Sunday, October 3, 2010

I No Longer Fear Death, For I Have Driven in Spain

(Well, I didn’t drive as such, but I was a passenger in a car in Spain.)

Our first day in Madrid was stunning;

Little did we realise the perilous journey we were about to undertake. In hindsight, we really only almost died the one time, which is pretty impressive, and Jo did an amazing job. But to begin with it was a bit hairy. For a start, there’s the driving on the right thing, which just feels really unnatural. Jo refrained from telling me at the time, but he did later say that he had a hard time stopping himself from pulling onto the other side of the road.

We made it through Madrid well enough, then onto the highway. Only to realise that we’d done a loop and were back more or less where we started.

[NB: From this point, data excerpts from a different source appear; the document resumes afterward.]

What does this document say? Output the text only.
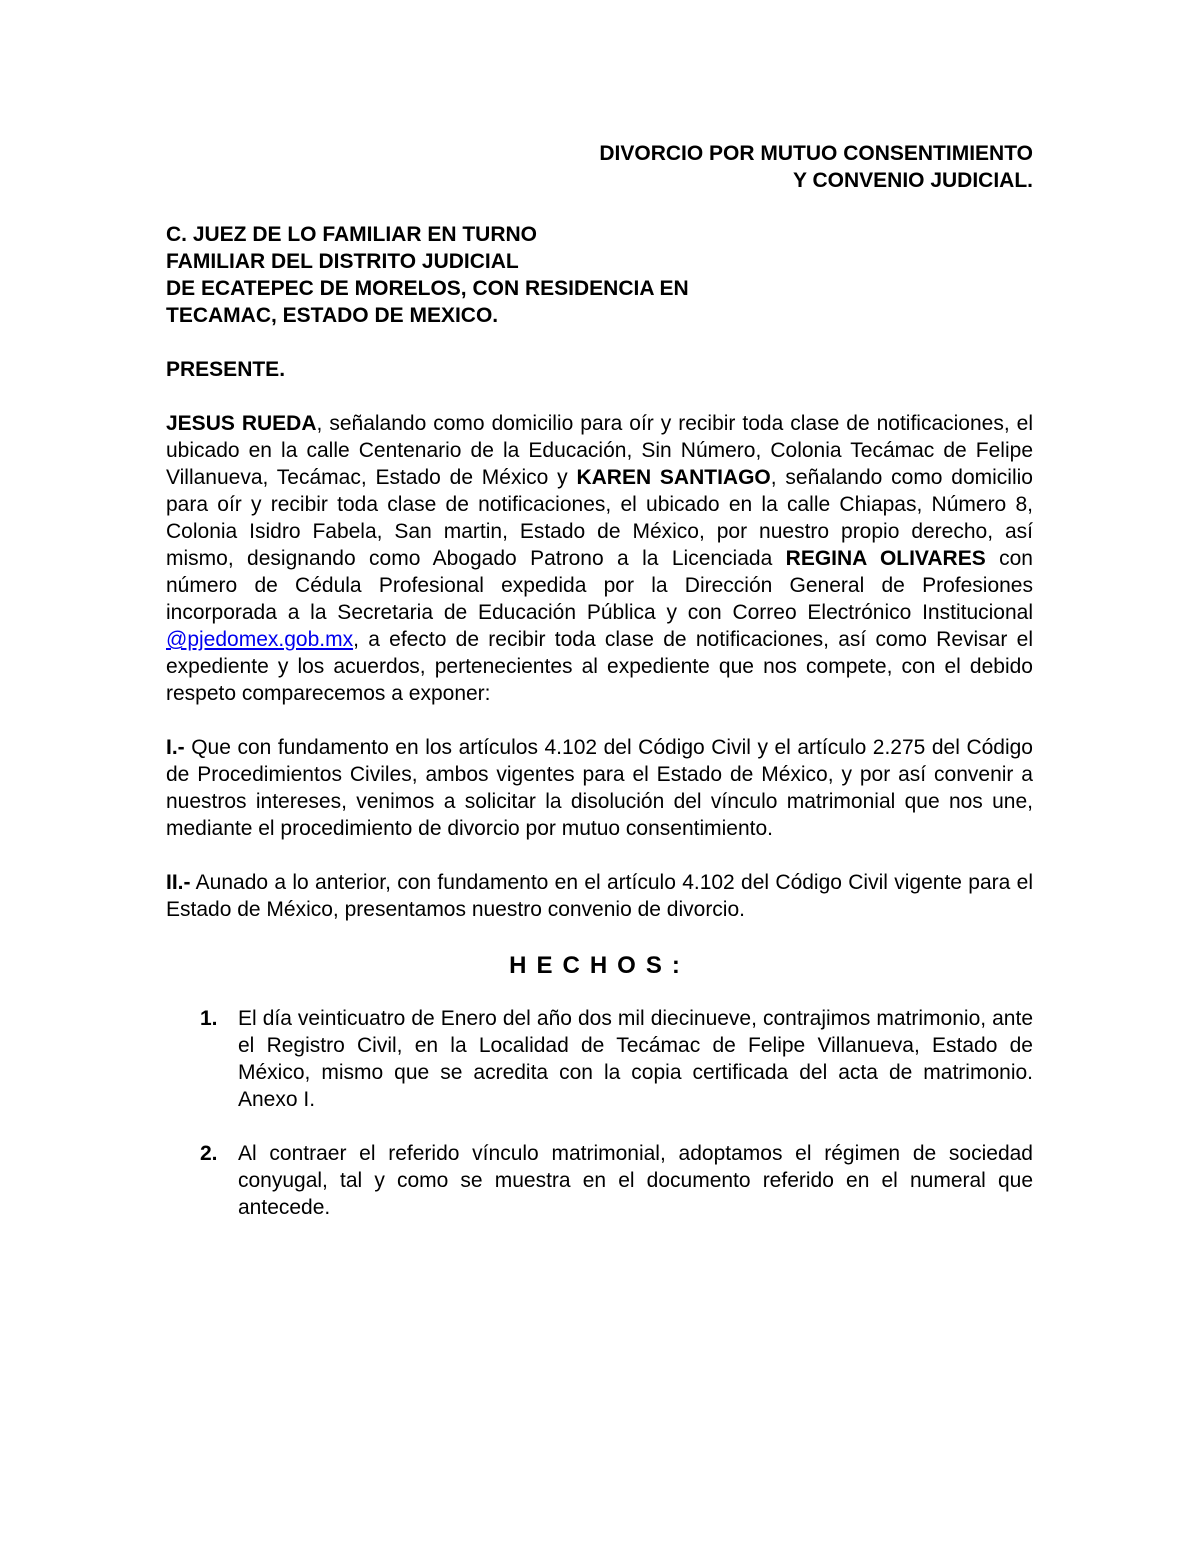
DIVORCIO POR MUTUO CONSENTIMIENTO
Y CONVENIO JUDICIAL.
C. JUEZ DE LO FAMILIAR EN TURNO
FAMILIAR DEL DISTRITO JUDICIAL
DE ECATEPEC DE MORELOS, CON RESIDENCIA EN
TECAMAC, ESTADO DE MEXICO.
PRESENTE.

JESUS RUEDA, señalando como domicilio para oír y recibir toda clase de notificaciones, el ubicado en la calle Centenario de la Educación, Sin Número, Colonia Tecámac de Felipe Villanueva, Tecámac, Estado de México y KAREN SANTIAGO, señalando como domicilio para oír y recibir toda clase de notificaciones, el ubicado en la calle Chiapas, Número 8, Colonia Isidro Fabela, San martin, Estado de México, por nuestro propio derecho, así mismo, designando como Abogado Patrono a la Licenciada REGINA OLIVARES con número de Cédula Profesional expedida por la Dirección General de Profesiones incorporada a la Secretaria de Educación Pública y con Correo Electrónico Institucional @pjedomex.gob.mx, a efecto de recibir toda clase de notificaciones, así como Revisar el expediente y los acuerdos, pertenecientes al expediente que nos compete, con el debido respeto comparecemos a exponer:

I.- Que con fundamento en los artículos 4.102 del Código Civil y el artículo 2.275 del Código de Procedimientos Civiles, ambos vigentes para el Estado de México, y por así convenir a nuestros intereses, venimos a solicitar la disolución del vínculo matrimonial que nos une, mediante el procedimiento de divorcio por mutuo consentimiento.

II.- Aunado a lo anterior, con fundamento en el artículo 4.102 del Código Civil vigente para el Estado de México, presentamos nuestro convenio de divorcio.

HECHOS:
1. El día veinticuatro de Enero del año dos mil diecinueve, contrajimos matrimonio, ante el Registro Civil, en la Localidad de Tecámac de Felipe Villanueva, Estado de México, mismo que se acredita con la copia certificada del acta de matrimonio. Anexo I.
2. Al contraer el referido vínculo matrimonial, adoptamos el régimen de sociedad conyugal, tal y como se muestra en el documento referido en el numeral que antecede.
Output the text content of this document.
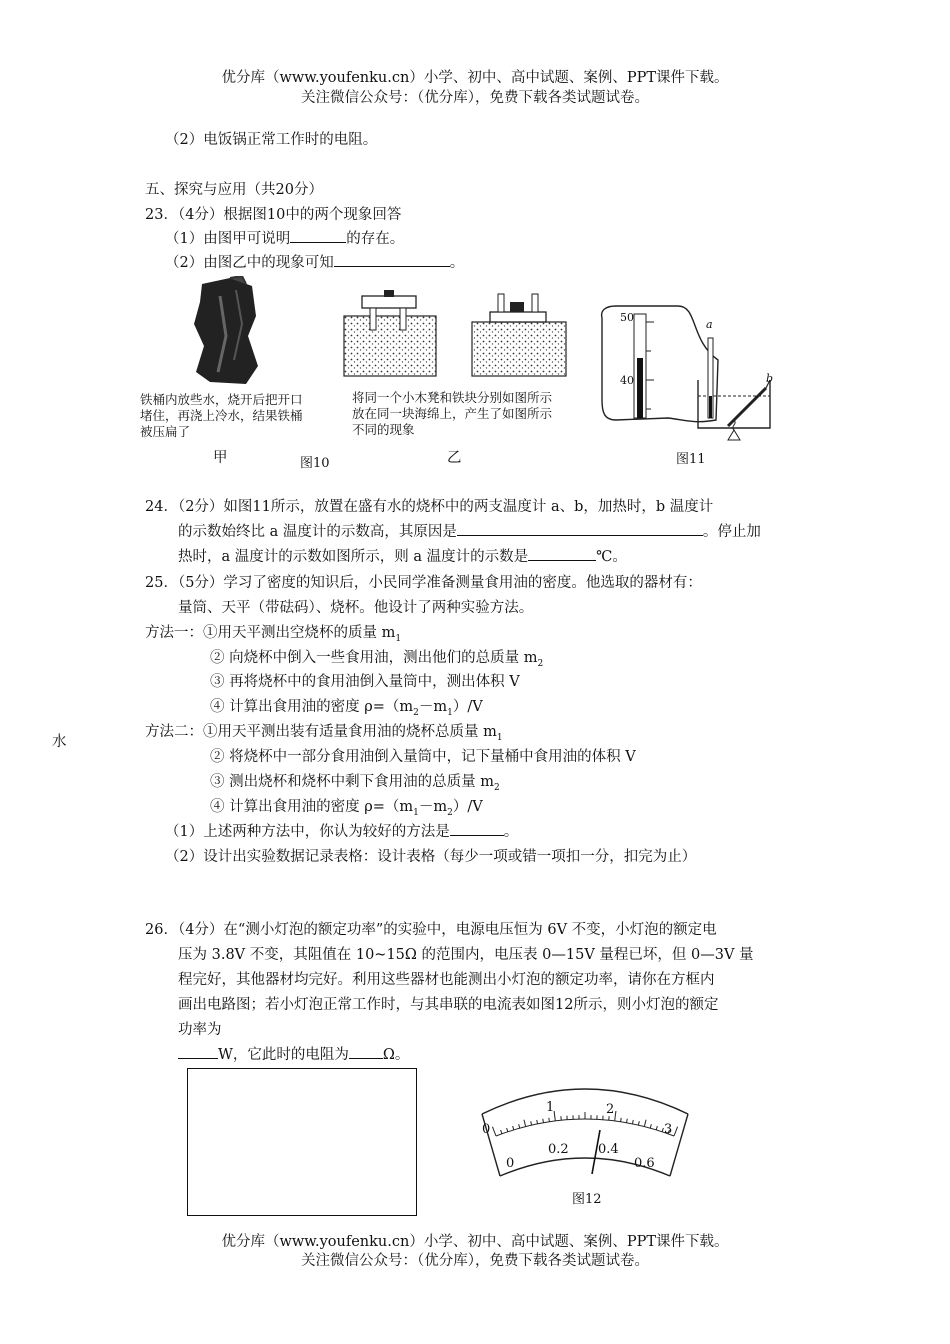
优分库（www.youfenku.cn）小学、初中、高中试题、案例、PPT课件下载。
关注微信公众号：（优分库），免费下载各类试题试卷。
（2）电饭锅正常工作时的电阻。
五、探究与应用（共20分）
23．（4分）根据图10中的两个现象回答
（1）由图甲可说明	的存在。
（2）由图乙中的现象可知	。
铁桶内放些水，烧开后把开口堵住，再浇上冷水，结果铁桶被压扁了
甲	图10
将同一个小木凳和铁块分别如图所示放在同一块海绵上，产生了如图所示不同的现象
乙
50
40
a
b
图11
24．（2分）如图11所示，放置在盛有水的烧杯中的两支温度计 a、b，加热时，b 温度计
的示数始终比 a 温度计的示数高，其原因是	。停止加
热时，a 温度计的示数如图所示，则 a 温度计的示数是	℃。
25．（5分）学习了密度的知识后，小民同学准备测量食用油的密度。他选取的器材有：
量筒、天平（带砝码）、烧杯。他设计了两种实验方法。
方法一：①用天平测出空烧杯的质量 $m_1$
② 向烧杯中倒入一些食用油，测出他们的总质量 $m_2$
③ 再将烧杯中的食用油倒入量筒中，测出体积 V
④ 计算出食用油的密度 $\rho=(m_2-m_1)/V$
水
方法二：①用天平测出装有适量食用油的烧杯总质量 $m_1$
② 将烧杯中一部分食用油倒入量筒中，记下量桶中食用油的体积 V
③ 测出烧杯和烧杯中剩下食用油的总质量 $m_2$
④ 计算出食用油的密度 $\rho=(m_1-m_2)/V$
（1）上述两种方法中，你认为较好的方法是	。
（2）设计出实验数据记录表格：设计表格（每少一项或错一项扣一分，扣完为止）
26．（4分）在“测小灯泡的额定功率”的实验中，电源电压恒为 6V 不变，小灯泡的额定电
压为 3.8V 不变，其阻值在 10~15Ω 的范围内，电压表 0—15V 量程已坏，但 0—3V 量
程完好，其他器材均完好。利用这些器材也能测出小灯泡的额定功率，请你在方框内
画出电路图；若小灯泡正常工作时，与其串联的电流表如图12所示，则小灯泡的额定
功率为
W，它此时的电阻为 Ω。
0
1	2
3
0
0.2 0.4
0.6
图12
优分库（www.youfenku.cn）小学、初中、高中试题、案例、PPT课件下载。
关注微信公众号：（优分库），免费下载各类试题试卷。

Our second attempt was much better, in that we actually made it onto the right road (though I have been told that getting out of Madrid on only the second attempt is actually quite good for a novice).

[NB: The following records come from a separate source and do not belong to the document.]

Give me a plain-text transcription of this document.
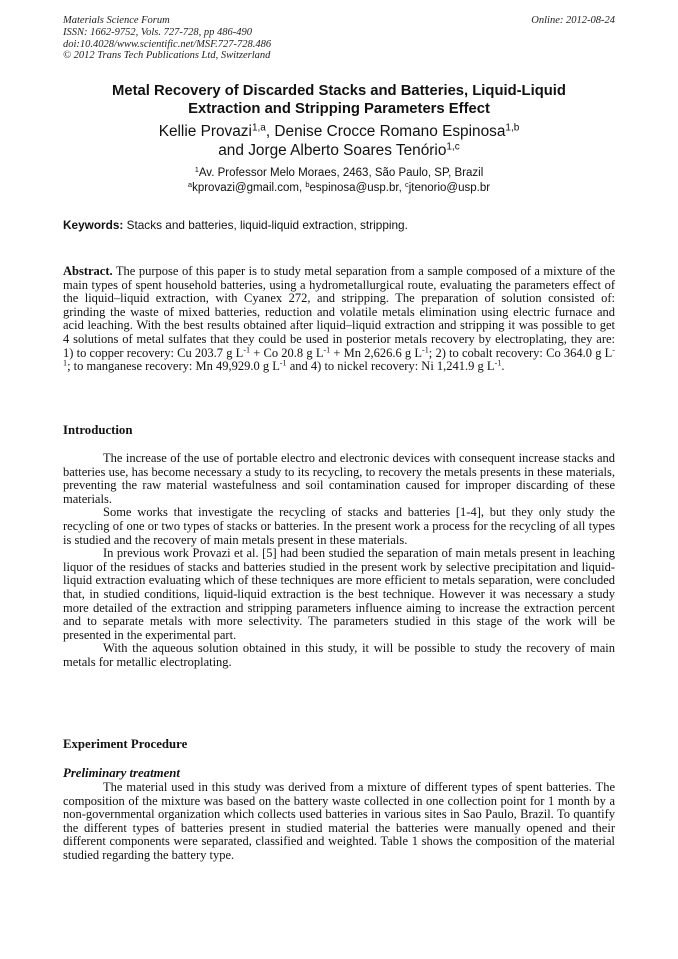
Materials Science Forum
ISSN: 1662-9752, Vols. 727-728, pp 486-490
doi:10.4028/www.scientific.net/MSF.727-728.486
© 2012 Trans Tech Publications Ltd, Switzerland
Online: 2012-08-24
Metal Recovery of Discarded Stacks and Batteries, Liquid-Liquid
Extraction and Stripping Parameters Effect
Kellie Provazi$^{1,a}$, Denise Crocce Romano Espinosa$^{1,b}$
and Jorge Alberto Soares Tenório$^{1,c}$
$^1$Av. Professor Melo Moraes, 2463, São Paulo, SP, Brazil
$^a$kprovazi@gmail.com, $^b$espinosa@usp.br, $^c$jtenorio@usp.br
Keywords: Stacks and batteries, liquid-liquid extraction, stripping.
Abstract. The purpose of this paper is to study metal separation from a sample composed of a mixture of the main types of spent household batteries, using a hydrometallurgical route, evaluating the parameters effect of the liquid–liquid extraction, with Cyanex 272, and stripping. The preparation of solution consisted of: grinding the waste of mixed batteries, reduction and volatile metals elimination using electric furnace and acid leaching. With the best results obtained after liquid–liquid extraction and stripping it was possible to get 4 solutions of metal sulfates that they could be used in posterior metals recovery by electroplating, they are: 1) to copper recovery: Cu 203.7 g $L^{-1} + Co$ 20.8 g $L^{-1} + Mn$ 2,626.6 g $L^{-1}$; 2) to cobalt recovery: Co 364.0 g $L^{-1}$; to manganese recovery: Mn 49,929.0 g $L^{-1}$ and 4) to nickel recovery: Ni 1,241.9 g $L^{-1}$.
Introduction

The increase of the use of portable electro and electronic devices with consequent increase stacks and batteries use, has become necessary a study to its recycling, to recovery the metals presents in these materials, preventing the raw material wastefulness and soil contamination caused for improper discarding of these materials.

Some works that investigate the recycling of stacks and batteries [1-4], but they only study the recycling of one or two types of stacks or batteries. In the present work a process for the recycling of all types is studied and the recovery of main metals present in these materials.

In previous work Provazi et al. [5] had been studied the separation of main metals present in leaching liquor of the residues of stacks and batteries studied in the present work by selective precipitation and liquid-liquid extraction evaluating which of these techniques are more efficient to metals separation, were concluded that, in studied conditions, liquid-liquid extraction is the best technique. However it was necessary a study more detailed of the extraction and stripping parameters influence aiming to increase the extraction percent and to separate metals with more selectivity. The parameters studied in this stage of the work will be presented in the experimental part.

With the aqueous solution obtained in this study, it will be possible to study the recovery of main metals for metallic electroplating.

Experiment Procedure
Preliminary treatment

The material used in this study was derived from a mixture of different types of spent batteries. The composition of the mixture was based on the battery waste collected in one collection point for 1 month by a non-governmental organization which collects used batteries in various sites in Sao Paulo, Brazil. To quantify the different types of batteries present in studied material the batteries were manually opened and their different components were separated, classified and weighted. Table 1 shows the composition of the material studied regarding the battery type.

But even more than the driving on the right thing is the Spanish drivers thing. They seem to see little things like speed limits and lane markings as optional, and I don’t just mean that people drive fast. It’s that everyone seems to have been given a different, random speed limit for the day, so there were some people driving at about 80km/h, and some driving at 150km/h on roads marked at 120km/h, with people seeming to think that they should choose a lane based on aesthetic choice, and not practicality. Oh, and also, some people use their indicators in the traditional manner, to show which direction they are about to move in (i.e. left signal equals an intention to move to the left), whereas some people use them to show the direction they are coming from (i.e. left signal equals an intention to move to the right). Sometimes people use their indicators to show that it is safe to overtake. And some people just keep them on because the little clicking noise they make soothes them, which is the only reason I can think of that one car we sat behind for half an hour on the highway never once turned off his left signal.

When I wasn’t rigid with terror, I took some photos of the countryside, which is really too rugged to be called beautiful as such. Rather, it has a certain blasted, rough charm that really grows on you the more you look at it, and what it lacks in beauty it makes up for by being sweeping and dramatic. (Apologies for the quality of the pictures, but they were taken from a moving car.)